We had concerns about at least one risk of bias domain in each study. None of the studies described appropriate methods for allocation concealment, although 27% described adequate methods of random sequence generation. We judged that only 8% of the studies avoided performance bias, and provided adequate descriptions of appropriate blinding methods. One-quarter of studies that reported efficacy outcomes were at high risk of attrition bias, whilst 23% of studies reporting safety outcomes were at high risk in this domain.
The 30 included studies compared (1) etidronate 400 mg/day to placebo (13 studies: nine primary and four secondary prevention); (2) etidronate 200 mg/day to placebo (three studies, all secondary prevention); or (3) etidronate (both dosing regimens) to another anti-osteoporotic agent (14 studies: one primary and 13 secondary prevention). We discuss only the etidronate 400 mg/day versus placebo comparison here.

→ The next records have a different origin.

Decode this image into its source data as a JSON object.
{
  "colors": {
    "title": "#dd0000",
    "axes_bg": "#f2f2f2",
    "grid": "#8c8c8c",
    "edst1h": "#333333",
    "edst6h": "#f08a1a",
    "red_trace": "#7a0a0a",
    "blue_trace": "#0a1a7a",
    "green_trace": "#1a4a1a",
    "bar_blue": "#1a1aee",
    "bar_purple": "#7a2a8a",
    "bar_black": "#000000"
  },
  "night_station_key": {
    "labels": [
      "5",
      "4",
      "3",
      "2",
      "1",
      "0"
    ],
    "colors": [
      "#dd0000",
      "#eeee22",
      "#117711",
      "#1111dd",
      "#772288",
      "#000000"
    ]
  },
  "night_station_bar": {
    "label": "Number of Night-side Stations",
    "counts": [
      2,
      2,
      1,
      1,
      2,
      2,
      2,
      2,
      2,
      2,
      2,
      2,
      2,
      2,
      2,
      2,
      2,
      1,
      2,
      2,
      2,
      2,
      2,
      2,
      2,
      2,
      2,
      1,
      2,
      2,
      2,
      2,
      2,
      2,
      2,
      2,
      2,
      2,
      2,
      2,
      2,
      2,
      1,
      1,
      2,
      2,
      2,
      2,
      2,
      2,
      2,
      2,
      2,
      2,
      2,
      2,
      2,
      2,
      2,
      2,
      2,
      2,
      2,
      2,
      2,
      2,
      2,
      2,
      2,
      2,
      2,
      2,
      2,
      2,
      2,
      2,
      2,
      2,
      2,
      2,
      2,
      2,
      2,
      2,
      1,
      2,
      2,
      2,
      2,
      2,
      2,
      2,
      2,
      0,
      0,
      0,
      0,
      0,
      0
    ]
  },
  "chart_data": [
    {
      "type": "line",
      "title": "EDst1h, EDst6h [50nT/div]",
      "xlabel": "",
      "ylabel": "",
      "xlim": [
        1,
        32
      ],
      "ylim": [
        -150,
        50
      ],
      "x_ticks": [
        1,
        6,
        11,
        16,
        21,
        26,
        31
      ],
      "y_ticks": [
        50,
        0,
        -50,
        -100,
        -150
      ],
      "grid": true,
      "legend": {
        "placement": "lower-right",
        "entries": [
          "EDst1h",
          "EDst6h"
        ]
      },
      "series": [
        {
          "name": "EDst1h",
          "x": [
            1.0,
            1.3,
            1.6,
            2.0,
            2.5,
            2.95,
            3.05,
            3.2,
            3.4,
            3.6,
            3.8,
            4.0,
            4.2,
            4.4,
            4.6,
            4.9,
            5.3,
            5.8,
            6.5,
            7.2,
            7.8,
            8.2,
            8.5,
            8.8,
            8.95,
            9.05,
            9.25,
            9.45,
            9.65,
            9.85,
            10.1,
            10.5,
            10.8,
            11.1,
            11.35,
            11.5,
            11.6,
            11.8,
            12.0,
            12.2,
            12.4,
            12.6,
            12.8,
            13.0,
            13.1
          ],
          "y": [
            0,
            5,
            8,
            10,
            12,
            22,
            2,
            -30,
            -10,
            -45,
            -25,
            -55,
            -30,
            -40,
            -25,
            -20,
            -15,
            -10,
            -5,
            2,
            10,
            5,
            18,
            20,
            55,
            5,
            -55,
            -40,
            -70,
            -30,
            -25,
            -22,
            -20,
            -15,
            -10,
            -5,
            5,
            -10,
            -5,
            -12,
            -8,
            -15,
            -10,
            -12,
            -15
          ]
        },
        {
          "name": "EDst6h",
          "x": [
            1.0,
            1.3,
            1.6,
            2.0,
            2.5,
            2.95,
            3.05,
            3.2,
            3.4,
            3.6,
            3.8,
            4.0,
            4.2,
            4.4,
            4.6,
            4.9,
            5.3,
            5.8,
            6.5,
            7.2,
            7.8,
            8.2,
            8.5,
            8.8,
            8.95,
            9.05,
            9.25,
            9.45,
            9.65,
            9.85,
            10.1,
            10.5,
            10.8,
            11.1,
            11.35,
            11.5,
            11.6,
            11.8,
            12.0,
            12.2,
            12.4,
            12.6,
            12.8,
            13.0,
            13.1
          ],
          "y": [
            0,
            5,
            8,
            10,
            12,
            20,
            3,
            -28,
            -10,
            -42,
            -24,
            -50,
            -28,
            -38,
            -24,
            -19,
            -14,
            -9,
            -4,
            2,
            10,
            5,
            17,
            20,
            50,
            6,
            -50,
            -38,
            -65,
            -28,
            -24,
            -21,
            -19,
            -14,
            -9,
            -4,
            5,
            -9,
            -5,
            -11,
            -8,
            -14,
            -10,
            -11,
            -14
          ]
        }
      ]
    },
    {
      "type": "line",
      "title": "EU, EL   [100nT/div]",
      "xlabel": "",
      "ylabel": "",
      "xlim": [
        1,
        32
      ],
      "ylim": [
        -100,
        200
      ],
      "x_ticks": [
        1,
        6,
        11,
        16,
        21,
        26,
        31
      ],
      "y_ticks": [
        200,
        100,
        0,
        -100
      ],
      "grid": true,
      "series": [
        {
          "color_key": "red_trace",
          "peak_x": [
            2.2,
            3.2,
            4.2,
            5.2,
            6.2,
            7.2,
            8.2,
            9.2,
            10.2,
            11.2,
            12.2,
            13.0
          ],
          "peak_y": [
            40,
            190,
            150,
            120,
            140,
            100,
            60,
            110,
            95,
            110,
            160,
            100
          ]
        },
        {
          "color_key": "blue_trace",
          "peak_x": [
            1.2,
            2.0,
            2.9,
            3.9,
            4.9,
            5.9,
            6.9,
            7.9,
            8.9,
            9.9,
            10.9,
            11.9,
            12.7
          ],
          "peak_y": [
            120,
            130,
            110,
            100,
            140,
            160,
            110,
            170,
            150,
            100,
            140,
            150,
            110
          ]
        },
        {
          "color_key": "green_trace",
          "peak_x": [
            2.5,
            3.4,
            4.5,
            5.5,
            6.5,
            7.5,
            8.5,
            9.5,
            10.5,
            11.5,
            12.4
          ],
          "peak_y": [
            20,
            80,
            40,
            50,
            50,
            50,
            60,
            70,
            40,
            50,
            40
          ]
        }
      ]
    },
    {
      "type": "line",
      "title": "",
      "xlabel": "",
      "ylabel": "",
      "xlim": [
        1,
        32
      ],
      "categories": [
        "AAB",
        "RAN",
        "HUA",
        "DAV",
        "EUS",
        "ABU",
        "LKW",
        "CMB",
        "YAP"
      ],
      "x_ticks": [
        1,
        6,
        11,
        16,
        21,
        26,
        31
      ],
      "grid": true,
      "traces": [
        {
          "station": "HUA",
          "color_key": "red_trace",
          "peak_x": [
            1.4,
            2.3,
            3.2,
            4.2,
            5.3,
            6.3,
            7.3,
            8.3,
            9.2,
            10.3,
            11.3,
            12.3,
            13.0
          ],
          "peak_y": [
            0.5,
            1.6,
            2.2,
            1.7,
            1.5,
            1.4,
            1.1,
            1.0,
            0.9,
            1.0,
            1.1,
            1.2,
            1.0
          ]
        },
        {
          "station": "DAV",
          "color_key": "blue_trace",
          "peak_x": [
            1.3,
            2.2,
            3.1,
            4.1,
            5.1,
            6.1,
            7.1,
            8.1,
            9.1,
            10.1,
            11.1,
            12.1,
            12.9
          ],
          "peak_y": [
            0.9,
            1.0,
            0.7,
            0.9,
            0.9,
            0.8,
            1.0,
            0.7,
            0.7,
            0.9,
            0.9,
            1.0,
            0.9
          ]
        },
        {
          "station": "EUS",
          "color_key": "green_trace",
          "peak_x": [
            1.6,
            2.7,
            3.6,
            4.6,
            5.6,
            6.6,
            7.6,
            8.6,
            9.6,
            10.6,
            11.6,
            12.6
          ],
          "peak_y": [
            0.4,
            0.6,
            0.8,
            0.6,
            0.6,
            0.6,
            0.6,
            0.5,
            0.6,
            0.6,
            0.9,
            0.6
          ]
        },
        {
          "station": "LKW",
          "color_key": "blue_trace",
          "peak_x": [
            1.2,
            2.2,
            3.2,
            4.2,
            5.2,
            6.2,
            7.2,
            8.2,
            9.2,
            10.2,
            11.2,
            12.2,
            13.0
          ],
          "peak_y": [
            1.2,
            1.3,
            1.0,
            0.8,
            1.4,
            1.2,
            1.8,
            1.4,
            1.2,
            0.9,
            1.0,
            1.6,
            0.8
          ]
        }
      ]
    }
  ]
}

For primary prevention, we collected moderate- to very low-certainty evidence from nine studies (one to four years in length) including 740 postmenopausal women at lower risk of fractures. Compared to placebo, etidronate 400 mg/day probably results in little to no difference in non-vertebral fractures (risk ratio (RR) 0.56, 95% confidence interval (CI) 0.20 to 1.61); absolute risk reduction (ARR) 4.8% fewer, 95% CI 8.9% fewer to 6.1% more) and serious adverse events (RR 0.90, 95% CI 0.52 to 1.54; ARR 1.1% fewer, 95% CI 4.9% fewer to 5.3% more), based on moderate-certainty evidence. Etidronate 400 mg/day may result in little to no difference in clinical vertebral fractures (RR 3.03, 95% CI 0.32 to 28.44; ARR 0.02% more, 95% CI 0% fewer to 0% more) and withdrawals due to adverse events (RR 1.41, 95% CI 0.81 to 2.47; ARR 2.3% more, 95% CI 1.1% fewer to 8.4% more), based on low-certainty evidence. We do not know the effect of etidronate on hip fractures because the evidence is very uncertain (RR not estimable based on very low-certainty evidence). Wrist fractures were not reported in the included studies.
For secondary prevention, four studies (two to four years in length) including 667 postmenopausal women at higher risk of fractures provided the evidence. Compared to placebo, etidronate 400 mg/day may make little or no difference to non-vertebral fractures (RR 1.07, 95% CI 0.72 to 1.58; ARR 0.9% more, 95% CI 3.8% fewer to 8.1% more), based on low-certainty evidence. The evidence is very uncertain about etidronate's effects on hip fractures (RR 0.93, 95% CI 0.17 to 5.19; ARR 0.0% fewer, 95% CI 1.2% fewer to 6.3% more), wrist fractures (RR 0.90, 95% CI 0.13 to 6.04; ARR 0.0% fewer, 95% CI 2.5% fewer to 15.9% more), withdrawals due to adverse events (RR 1.09, 95% CI 0.54 to 2.18; ARR 0.4% more, 95% CI 1.9% fewer to 4.9% more), and serious adverse events (RR not estimable), compared to placebo. Clinical vertebral fractures were not reported in the included studies.